A RAO Nordic Oy, com sede em Helsinque, proprietária da empresa russa InterRAO, disse em comunicado na sexta-feira que não recebeu nenhum pagamento pela eletricidade importada para a Finlândia desde 6 de maio, citando a falta de mecanismos de financiamento para continuar recebendo eletricidade da Rússia.
Maior fornecedor de eletricidade da Rússia para os mercados nórdicos, a RAO Nordic opera na União Europeia desde 2002.

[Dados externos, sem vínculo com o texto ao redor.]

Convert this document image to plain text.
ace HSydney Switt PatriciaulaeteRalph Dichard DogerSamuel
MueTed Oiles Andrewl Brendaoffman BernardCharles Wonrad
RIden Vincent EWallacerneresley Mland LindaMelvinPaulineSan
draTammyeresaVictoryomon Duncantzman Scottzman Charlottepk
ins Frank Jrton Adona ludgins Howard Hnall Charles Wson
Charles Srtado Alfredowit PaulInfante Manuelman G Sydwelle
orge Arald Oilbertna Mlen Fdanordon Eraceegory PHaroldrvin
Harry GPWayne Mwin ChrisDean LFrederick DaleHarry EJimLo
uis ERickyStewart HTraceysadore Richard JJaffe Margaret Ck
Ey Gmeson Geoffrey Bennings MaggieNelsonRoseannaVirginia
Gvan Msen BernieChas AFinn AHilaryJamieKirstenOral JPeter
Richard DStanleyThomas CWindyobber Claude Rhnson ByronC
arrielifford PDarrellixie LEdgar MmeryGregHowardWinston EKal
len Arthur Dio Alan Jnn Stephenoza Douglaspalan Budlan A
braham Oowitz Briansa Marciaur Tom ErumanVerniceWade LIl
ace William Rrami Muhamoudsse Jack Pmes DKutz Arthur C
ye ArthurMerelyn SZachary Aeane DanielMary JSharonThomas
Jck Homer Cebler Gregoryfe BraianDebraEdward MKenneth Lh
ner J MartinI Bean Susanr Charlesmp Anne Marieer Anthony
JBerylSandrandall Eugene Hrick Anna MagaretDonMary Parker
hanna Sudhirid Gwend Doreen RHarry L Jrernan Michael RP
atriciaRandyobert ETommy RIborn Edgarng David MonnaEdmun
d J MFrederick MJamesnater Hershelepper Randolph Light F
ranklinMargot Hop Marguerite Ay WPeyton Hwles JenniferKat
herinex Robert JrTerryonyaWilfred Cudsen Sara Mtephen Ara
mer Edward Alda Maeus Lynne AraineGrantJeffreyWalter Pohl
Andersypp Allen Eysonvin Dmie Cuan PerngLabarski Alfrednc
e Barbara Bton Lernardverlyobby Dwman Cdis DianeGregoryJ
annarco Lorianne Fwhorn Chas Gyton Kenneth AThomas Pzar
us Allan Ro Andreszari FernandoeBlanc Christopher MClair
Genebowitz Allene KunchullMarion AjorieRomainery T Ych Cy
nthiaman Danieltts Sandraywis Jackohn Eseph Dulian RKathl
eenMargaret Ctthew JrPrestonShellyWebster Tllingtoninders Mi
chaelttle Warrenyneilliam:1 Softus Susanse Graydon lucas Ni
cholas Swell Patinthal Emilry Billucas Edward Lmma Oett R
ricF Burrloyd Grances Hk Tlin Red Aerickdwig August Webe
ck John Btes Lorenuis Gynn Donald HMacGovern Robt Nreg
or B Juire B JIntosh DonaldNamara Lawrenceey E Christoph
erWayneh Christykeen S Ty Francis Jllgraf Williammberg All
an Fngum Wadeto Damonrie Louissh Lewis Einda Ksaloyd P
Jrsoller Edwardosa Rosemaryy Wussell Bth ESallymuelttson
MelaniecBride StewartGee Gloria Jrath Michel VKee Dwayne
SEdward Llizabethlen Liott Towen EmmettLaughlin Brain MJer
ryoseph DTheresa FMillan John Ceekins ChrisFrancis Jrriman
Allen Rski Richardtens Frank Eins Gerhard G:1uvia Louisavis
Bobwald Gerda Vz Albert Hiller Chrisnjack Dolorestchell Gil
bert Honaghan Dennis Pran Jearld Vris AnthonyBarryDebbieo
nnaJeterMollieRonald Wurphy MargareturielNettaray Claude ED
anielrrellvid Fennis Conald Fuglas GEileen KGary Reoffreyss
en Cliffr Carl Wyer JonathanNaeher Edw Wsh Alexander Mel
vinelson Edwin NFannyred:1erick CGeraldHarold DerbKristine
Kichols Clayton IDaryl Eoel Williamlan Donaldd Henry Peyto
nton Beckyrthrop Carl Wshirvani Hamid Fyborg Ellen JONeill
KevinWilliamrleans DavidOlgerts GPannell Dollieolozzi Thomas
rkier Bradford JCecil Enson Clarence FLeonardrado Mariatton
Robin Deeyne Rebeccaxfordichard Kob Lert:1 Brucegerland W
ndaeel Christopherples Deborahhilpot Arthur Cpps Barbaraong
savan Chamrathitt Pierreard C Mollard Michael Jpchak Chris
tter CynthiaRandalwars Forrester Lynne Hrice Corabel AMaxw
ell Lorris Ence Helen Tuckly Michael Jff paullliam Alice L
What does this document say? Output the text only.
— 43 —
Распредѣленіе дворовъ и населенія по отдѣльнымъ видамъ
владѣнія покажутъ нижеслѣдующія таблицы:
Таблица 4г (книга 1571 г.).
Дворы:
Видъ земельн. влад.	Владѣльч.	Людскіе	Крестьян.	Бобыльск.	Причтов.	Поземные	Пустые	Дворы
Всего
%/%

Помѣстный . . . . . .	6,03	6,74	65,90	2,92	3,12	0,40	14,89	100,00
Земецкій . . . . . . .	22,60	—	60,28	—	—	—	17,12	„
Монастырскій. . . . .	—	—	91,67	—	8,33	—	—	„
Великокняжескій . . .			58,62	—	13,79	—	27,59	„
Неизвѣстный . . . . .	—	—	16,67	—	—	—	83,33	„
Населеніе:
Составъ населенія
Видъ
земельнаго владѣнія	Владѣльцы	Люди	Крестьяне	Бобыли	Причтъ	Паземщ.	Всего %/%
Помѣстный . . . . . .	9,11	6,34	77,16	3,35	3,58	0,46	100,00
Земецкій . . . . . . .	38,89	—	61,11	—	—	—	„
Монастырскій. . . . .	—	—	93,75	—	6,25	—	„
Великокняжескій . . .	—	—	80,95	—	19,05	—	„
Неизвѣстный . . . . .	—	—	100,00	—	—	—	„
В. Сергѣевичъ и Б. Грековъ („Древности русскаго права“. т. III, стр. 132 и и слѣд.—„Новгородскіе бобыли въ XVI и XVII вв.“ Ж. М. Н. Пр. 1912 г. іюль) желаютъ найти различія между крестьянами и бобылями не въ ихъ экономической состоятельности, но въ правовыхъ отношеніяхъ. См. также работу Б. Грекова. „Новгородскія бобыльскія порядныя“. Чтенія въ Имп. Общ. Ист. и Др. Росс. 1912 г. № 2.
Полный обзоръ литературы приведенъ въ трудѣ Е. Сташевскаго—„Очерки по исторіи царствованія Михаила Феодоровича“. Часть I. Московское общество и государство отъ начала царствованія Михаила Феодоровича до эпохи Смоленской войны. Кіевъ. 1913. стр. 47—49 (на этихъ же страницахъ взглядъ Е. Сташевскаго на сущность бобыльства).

Após o anúncio da falta de energia, o operador finlandês da rede elétrica, Fingrid, confirmou que poderia concluir a compra de eletricidade sem o incômodo, pequenas importações da Suécia e da Noruega.
Até o momento, a Finlândia importa cerca de 10% de seu fornecimento de eletricidade para a Rússia.
A redução de ativos ocorre após crescentes tensões entre Moscou e Helsinque, que esta semana anunciaram sua intenção de ingressar na OTAN, decisão logo criticada pelo Kremlin, que ameaçou retaliação.
Na quinta-feira, a Finlândia, que tem uma longa fronteira com a Rússia, anunciou sua intenção de ingressar na OTAN e deve solicitar formalmente a adesão no domingo, que será anunciada em entrevista coletiva pelo presidente Saul Niinistö e pela ex-primeira-ministra Sanna Marin.
O Kremlin já disse que a entrada da Finlândia na OTAN era uma ameaça e que seria forçada a "tomar medidas concertadas, técnicas e outras" em resposta ao que considerava uma "ameaça à segurança nacional".